Friday, April 3, 2020

Goethe's Garden House

Setting of Goethe's Garden House (click to enlarge)
The diary entries of winter and spring 1777 concerning the garden house, the mention of workmen and further work on the roof, got me interested in exploring it. According to Nicholas Boyle, Goethe took possession of the two-storied cottage in April 1776. More or less a ruin, it required several months of repair before it was habitable. Boyle writes that the duke employed up to 26 workmen at a time, repairing roof and floors, painting walls, clearing the garden, while court carpenter Johann Martin Mieding constructed furniture: a 3-part pine dining table and two beds, one for Goethe, the other for Seidel.
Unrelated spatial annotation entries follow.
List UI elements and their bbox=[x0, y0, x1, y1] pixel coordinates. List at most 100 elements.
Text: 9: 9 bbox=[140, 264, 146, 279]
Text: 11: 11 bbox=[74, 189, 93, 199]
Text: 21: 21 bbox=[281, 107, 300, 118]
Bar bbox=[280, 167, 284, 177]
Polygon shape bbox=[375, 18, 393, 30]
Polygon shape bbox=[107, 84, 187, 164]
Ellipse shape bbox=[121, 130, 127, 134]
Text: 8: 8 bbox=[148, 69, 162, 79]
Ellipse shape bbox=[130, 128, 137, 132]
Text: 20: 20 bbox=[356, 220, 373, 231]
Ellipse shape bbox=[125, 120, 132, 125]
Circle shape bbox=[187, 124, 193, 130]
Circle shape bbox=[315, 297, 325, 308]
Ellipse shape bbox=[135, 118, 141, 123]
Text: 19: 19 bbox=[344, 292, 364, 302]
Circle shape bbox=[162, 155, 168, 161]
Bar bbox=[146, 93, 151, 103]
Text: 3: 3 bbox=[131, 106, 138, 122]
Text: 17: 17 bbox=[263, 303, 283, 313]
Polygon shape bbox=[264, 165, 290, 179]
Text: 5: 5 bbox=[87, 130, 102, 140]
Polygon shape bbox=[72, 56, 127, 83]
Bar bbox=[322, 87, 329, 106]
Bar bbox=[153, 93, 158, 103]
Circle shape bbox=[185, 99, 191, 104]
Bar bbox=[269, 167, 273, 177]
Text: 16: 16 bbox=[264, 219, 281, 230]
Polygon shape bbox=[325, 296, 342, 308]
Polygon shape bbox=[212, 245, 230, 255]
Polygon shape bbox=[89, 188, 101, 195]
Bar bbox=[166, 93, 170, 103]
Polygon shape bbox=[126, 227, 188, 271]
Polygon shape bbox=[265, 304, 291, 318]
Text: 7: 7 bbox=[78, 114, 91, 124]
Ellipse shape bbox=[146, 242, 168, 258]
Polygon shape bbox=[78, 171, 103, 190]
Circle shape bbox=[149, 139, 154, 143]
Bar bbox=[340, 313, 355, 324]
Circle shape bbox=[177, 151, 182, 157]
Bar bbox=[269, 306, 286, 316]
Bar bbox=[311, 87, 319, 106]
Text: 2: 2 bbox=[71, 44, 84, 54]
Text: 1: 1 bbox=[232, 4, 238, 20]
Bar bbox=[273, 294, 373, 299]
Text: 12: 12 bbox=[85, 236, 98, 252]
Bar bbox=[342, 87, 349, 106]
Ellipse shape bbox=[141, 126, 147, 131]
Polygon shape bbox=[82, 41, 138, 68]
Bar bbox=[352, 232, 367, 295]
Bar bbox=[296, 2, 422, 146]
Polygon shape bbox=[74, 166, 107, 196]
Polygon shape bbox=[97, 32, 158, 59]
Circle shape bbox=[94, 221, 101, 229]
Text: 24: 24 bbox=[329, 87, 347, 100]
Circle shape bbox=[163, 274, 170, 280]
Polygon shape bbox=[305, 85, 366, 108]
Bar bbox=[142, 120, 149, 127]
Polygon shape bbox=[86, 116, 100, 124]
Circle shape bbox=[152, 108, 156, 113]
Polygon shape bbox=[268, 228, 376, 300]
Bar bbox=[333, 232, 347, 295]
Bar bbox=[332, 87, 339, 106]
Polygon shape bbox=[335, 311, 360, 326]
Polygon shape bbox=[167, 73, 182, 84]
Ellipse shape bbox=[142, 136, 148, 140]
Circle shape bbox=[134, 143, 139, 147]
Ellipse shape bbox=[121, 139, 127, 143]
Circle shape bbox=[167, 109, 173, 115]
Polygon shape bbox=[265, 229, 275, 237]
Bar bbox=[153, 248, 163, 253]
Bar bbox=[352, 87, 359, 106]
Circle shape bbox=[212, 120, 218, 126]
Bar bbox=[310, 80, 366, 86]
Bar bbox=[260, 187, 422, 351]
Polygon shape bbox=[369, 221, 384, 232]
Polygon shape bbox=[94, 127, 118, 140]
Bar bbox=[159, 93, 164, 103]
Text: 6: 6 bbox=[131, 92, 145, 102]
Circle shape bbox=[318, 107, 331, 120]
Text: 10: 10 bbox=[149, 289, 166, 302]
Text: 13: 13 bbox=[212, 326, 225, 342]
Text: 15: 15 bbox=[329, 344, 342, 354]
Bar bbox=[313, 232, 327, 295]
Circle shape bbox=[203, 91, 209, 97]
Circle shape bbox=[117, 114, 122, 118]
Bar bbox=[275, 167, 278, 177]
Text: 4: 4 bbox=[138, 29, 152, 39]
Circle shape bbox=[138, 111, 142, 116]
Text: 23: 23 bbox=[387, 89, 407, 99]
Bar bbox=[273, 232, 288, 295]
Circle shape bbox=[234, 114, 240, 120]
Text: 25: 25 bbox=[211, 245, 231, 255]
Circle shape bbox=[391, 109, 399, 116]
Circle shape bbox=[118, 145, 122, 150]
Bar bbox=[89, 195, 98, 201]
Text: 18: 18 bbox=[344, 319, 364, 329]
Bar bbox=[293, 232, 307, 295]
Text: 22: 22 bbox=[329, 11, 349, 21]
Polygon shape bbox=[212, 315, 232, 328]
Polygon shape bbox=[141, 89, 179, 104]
Boyle speaks of the hut as allowing Goethe to live out “Werther’s fantasy of the simple life at a symbolic, but not inconvenient, distance from the town,” where he spent half his time and also had an emergency apartment for his use. Goethe’s diaries of early 1777

Wolfgang Vulpius (1897–1978) has a take on Goethe's early years in Weimar that throws a different light on the garden house. Vulpius, a  literary scholar and writer, was a descendent of Christian August Vulpius, brother of Christiana. Wolfgang published in 1955 — thus, when Weimar was still in the DDR — Goethe in Thüringen: Stätten seines Lebens und Wirkens, which I have in my possession. He touches on practically every place in Thuringia that Goethe visited or in which he left some trace of himself, not only the big names (Erfurt, Gotha, Ilmenau), but also places unfamiliar to me (Paulinzella, Pößneck, Kötschau).
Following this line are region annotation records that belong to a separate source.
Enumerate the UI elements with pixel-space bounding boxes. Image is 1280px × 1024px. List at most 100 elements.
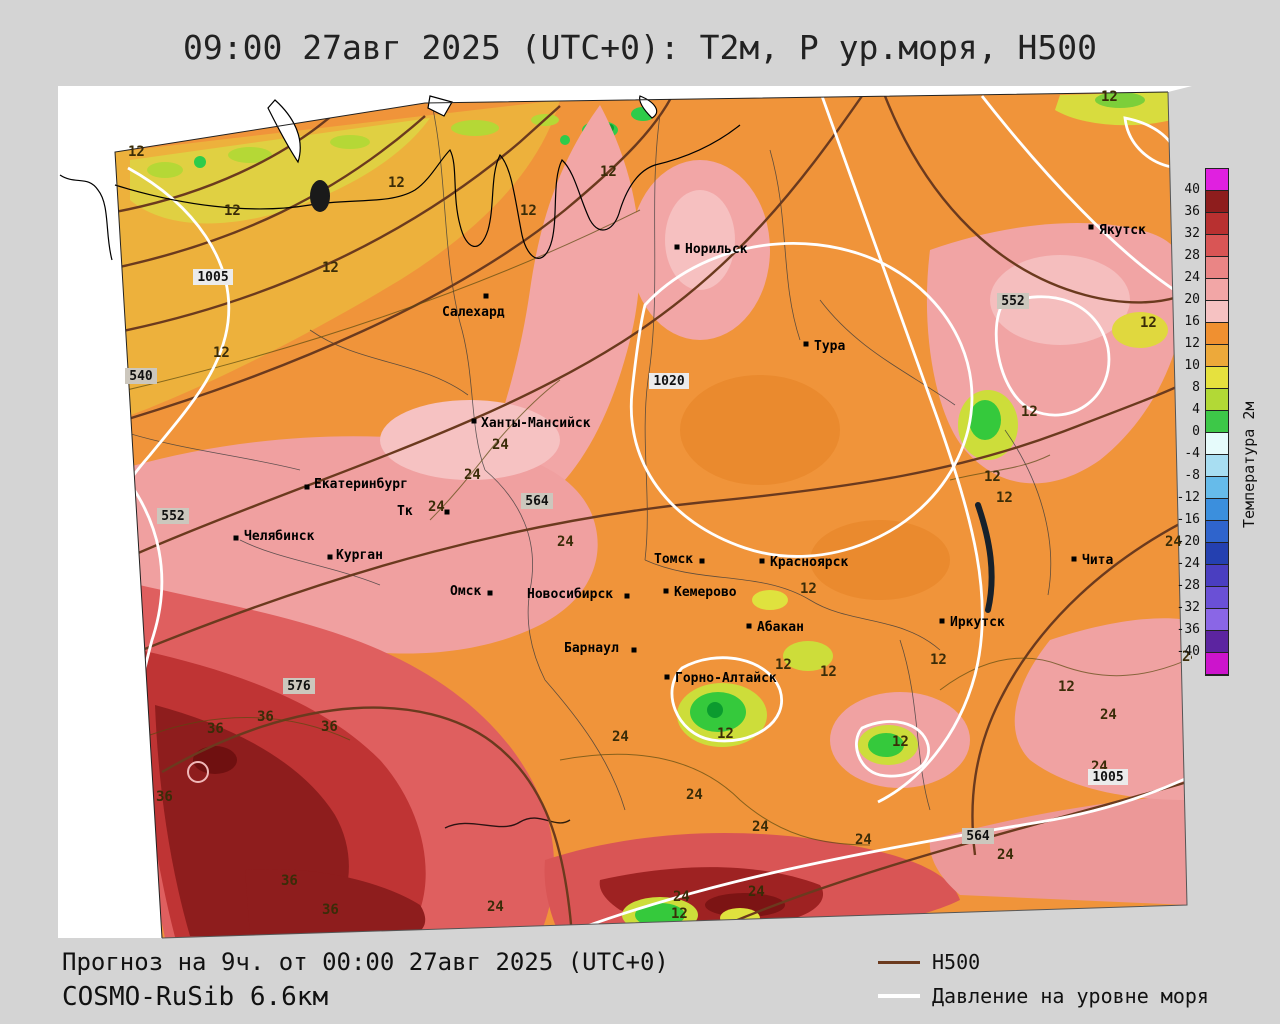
h500-contour-label: 540 [129,369,153,384]
colorbar-tick: 24 [1184,270,1200,285]
colorbar-cell [1206,653,1228,675]
temp-contour-label: 12 [1140,315,1157,331]
h500-contour-label-box [283,678,315,694]
city-marker [663,588,669,594]
city-label: Кемерово [674,585,737,600]
city-label: Тура [814,339,845,354]
city-marker [664,674,670,680]
city-label: Тк [397,504,413,519]
temp-contour-label: 12 [520,203,537,219]
temp-contour-label: 12 [717,726,734,742]
colorbar-tick: -16 [1176,512,1200,527]
city-marker [487,590,493,596]
temp-contour-label: 24 [673,889,690,905]
colorbar-tick: -36 [1176,622,1200,637]
colorbar-cell [1206,323,1228,345]
colorbar-cell [1206,367,1228,389]
city-label: Омск [450,584,481,599]
city-marker [624,593,630,599]
temp-contour-label: 12 [600,164,617,180]
city-label: Норильск [685,242,748,257]
colorbar-cell [1206,543,1228,565]
temperature-colorbar [1205,168,1229,676]
colorbar-cell [1206,301,1228,323]
city-label: Екатеринбург [314,477,408,492]
city-marker [759,558,765,564]
city-marker [746,623,752,629]
h500-contour-label: 552 [1001,294,1024,309]
domain-border-left-top [114,91,1169,939]
coastlines [59,95,741,261]
city-marker [327,554,333,560]
city-marker [939,618,945,624]
pressure-contour-label: 1005 [197,270,228,285]
h500-contour-label-box [997,293,1029,309]
colorbar-tick: -28 [1176,578,1200,593]
temp-contour-label: 12 [224,203,241,219]
h500-contour-label-box [157,508,189,524]
colorbar-cell [1206,411,1228,433]
temp-contour-label: 12 [213,345,230,361]
colorbar-cell [1206,169,1228,191]
temp-contour-label: 24 [855,832,872,848]
model-info-line: COSMO-RuSib 6.6км [62,982,329,1012]
city-label: Барнаул [564,641,619,656]
temp-contour-label: 24 [487,899,504,915]
city-label: Салехард [442,305,505,320]
legend-pressure: Давление на уровне моря [878,984,1209,1008]
temp-contour-label: 12 [775,657,792,673]
colorbar-tick: 0 [1192,424,1200,439]
temp-contour-label: 12 [1021,404,1038,420]
city-marker [631,647,637,653]
temp-contour-label: 24 [752,819,769,835]
colorbar-cell [1206,433,1228,455]
h500-contour-label: 552 [161,509,184,524]
colorbar-tick: -32 [1176,600,1200,615]
map-labels-layer: 12 12 12 12 12 12 12 12 12 12 12 12 12 12 12 12 12 12 12 12… [125,89,1192,922]
colorbar-tick: 32 [1184,226,1200,241]
city-marker [1088,224,1094,230]
colorbar-title: Температура 2м [1240,401,1258,529]
city-marker [444,509,450,515]
colorbar-tick: -4 [1184,446,1200,461]
temp-contour-label: 12 [322,260,339,276]
temp-contour-label: 24 [997,847,1014,863]
temp-contour-label: 12 [1101,89,1118,105]
pressure-contour-label: 1020 [653,374,684,389]
colorbar-cell [1206,587,1228,609]
colorbar-ticks: 40 36 32 28 24 20 16 12 10 8 4 0 -4 -8 -12 -16 -20 -24 -28… [1156,168,1200,688]
temp-contour-label: 24 [492,437,509,453]
temp-contour-label: 24 [1182,649,1192,665]
city-label: Красноярск [770,555,848,570]
h500-contour-label: 564 [966,829,990,844]
colorbar-tick: 8 [1192,380,1200,395]
colorbar-cell [1206,499,1228,521]
colorbar-cell [1206,477,1228,499]
temp-contour-label: 24 [1165,534,1182,550]
colorbar-cell [1206,521,1228,543]
pressure-line-sample [878,994,920,998]
city-marker [699,558,705,564]
colorbar-tick: 20 [1184,292,1200,307]
city-marker [233,535,239,541]
temp-contour-label: 36 [156,789,173,805]
colorbar-cells [1206,169,1228,675]
city-marker [803,341,809,347]
colorbar-cell [1206,455,1228,477]
temp-contour-label: 12 [1058,679,1075,695]
city-marker [304,484,310,490]
pressure-legend-label: Давление на уровне моря [932,984,1209,1008]
colorbar-tick: -24 [1176,556,1200,571]
city-label: Горно-Алтайск [675,671,777,686]
city-label: Ханты-Мансийск [481,416,591,431]
colorbar-cell [1206,565,1228,587]
temp-contour-label: 24 [612,729,629,745]
temp-contour-label: 36 [321,719,338,735]
city-label: Томск [654,552,693,567]
temp-contour-label: 12 [820,664,837,680]
colorbar-cell [1206,213,1228,235]
city-label: Челябинск [244,529,315,544]
legend-h500: H500 [878,950,980,974]
temp-contour-label: 24 [428,499,445,515]
colorbar-tick: -12 [1176,490,1200,505]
According to Goethe In Thüringen, biographies of Goethe dwell on the court life and the literary pursuits but shortchange the effect of the “new world” that Weimar revealed to him, “eine grenzenlos weite, unerschöplich reiche: die Natur.” According to Vulpius, before Weimar Goethe’s acquaintance with the world of “natural produce” (Naturerzeugnisse) consisted of table fruit (Tafelobst) and ornamental gardens. Vulpius drew my attention to “Die Geschichte meines botanischen Studiums” of 1817 in Goethe’s morphological writings, which opens as follows:


Sogleich bei meinem Eintritt in den edlen weimarischen Lebenskreis ward mir der unschätzbare Gewinn zuteil, Stuben- und Stadtluft mit Land-, Wald- und Gartenatmosphäre zu vertauschen.

Goethe continues in the opening paragraph to mention that in his first winter in Weimar, while partaking in the pleasures of the chase and hunt, activities that most of us are familiar with, he had many conversations with foresters about “Holzkultur.” In the rest of the text he gives credit to the many individuals who imparted botanical instruction: Dr. Buchholz (“Inhaber der Stadtapotheke am Markt”), Johann Friedrich August Göttling, Johann Georg Karl Batsch, Friedrich Gottlieb Dietrich. The basis of botanical knowledge was Linnaean, and it was the young Friedrich Gottlieb who explained the Linnaean classification to him, while Linnaeus’ Philosophy of Botany became his daily study. It is here that Goethe writes that the greatest influence on him, after Spinoza and Shakespeare, was Linnaeus.

Already in 1776, according to Boyle, Goethe planted lime trees, and in 1777 oaks and beeches, spruce and Juniper. Jasmine, honeysuckle, and climbing roses soon decorated the place, and before long he was sending fresh vegetable from his garden to Frau von Stein. It strikes me that Goethe was not simply living Werther’s fantasy of the simple life, but was making a home for himself in a very un-Werther kind of way.

The very cool images here (click to enlarge) come from Weimars Stadtbild 1784-1828-1900 (Mit den Strassennamen und einen Stadtplan zur Zeit von Johann Wolfgang von Goethe) by Guido Schnaubert.